Гибель синего орла, стр. 38

— Вы занимаетесь физикой… на Омолоне?

— Не только физикой, — улыбается девушка, кивая на этажерку.

Средняя полка забита учебниками. Они не застаиваются на полке, об этом говорят истертые их корешки.

В тени абажура стоит фотография в лакированной рамке. Невольно протягиваю руку и беру фотографию. На полинявшей от времени, рыжеватой бумаге красуется живописная группа. В середине этой группы, свободно опершись на саблю, сидит на венском стуле широкоплечий бородач в кожаной куртке, с удивительно знакомым лицом.

Длинные, как у священника, черные волосы падают ему на плечи, богатырскую грудь закрывает пушистая борода. Орлиный нос с горбинкой, густые брови и продолговатые, темные глаза украшают открытое и смелое лицо воина.

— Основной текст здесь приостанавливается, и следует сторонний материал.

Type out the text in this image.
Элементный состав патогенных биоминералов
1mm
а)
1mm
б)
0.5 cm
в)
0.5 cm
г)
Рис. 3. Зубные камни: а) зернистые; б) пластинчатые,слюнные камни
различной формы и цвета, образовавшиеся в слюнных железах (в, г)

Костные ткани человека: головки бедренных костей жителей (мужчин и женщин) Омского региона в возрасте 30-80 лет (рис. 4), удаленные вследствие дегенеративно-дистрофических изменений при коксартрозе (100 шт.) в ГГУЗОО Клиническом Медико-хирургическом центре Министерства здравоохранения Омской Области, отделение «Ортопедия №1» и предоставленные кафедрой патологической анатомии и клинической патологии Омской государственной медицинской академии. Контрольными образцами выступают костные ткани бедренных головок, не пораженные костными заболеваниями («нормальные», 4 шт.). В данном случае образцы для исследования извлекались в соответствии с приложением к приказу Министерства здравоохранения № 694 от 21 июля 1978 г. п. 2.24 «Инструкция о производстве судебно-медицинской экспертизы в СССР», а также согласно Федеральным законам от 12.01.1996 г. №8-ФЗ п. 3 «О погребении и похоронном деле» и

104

На коленях у него небрежно лежит маузер в деревянной кобуре. Кожаная куртка на груди расстегнута и открывает на гимнастерке орден Красного Знамени.

Вокруг лихого командира тесной группой сошлись боевые его соратники в кожанках и гимнастерках, в фуражках и папахах, косо перевязанных лентами. Около бородатого великана сидит, скрестив ноги, юноша в запыленных сапогах и вылинявшей гимнастерке.

Локти лежат на коротком кавалерийском карабине. Фуражка, сбитая набекрень, открывает чуб светлых вьющихся волос. Из-под чуба с фотографии смотрят знакомые ясные глаза, опушенные длинными ресницами; чуть нахмуренные брови разлетаются крыльями, мягко очерченные губы полуоткрыты…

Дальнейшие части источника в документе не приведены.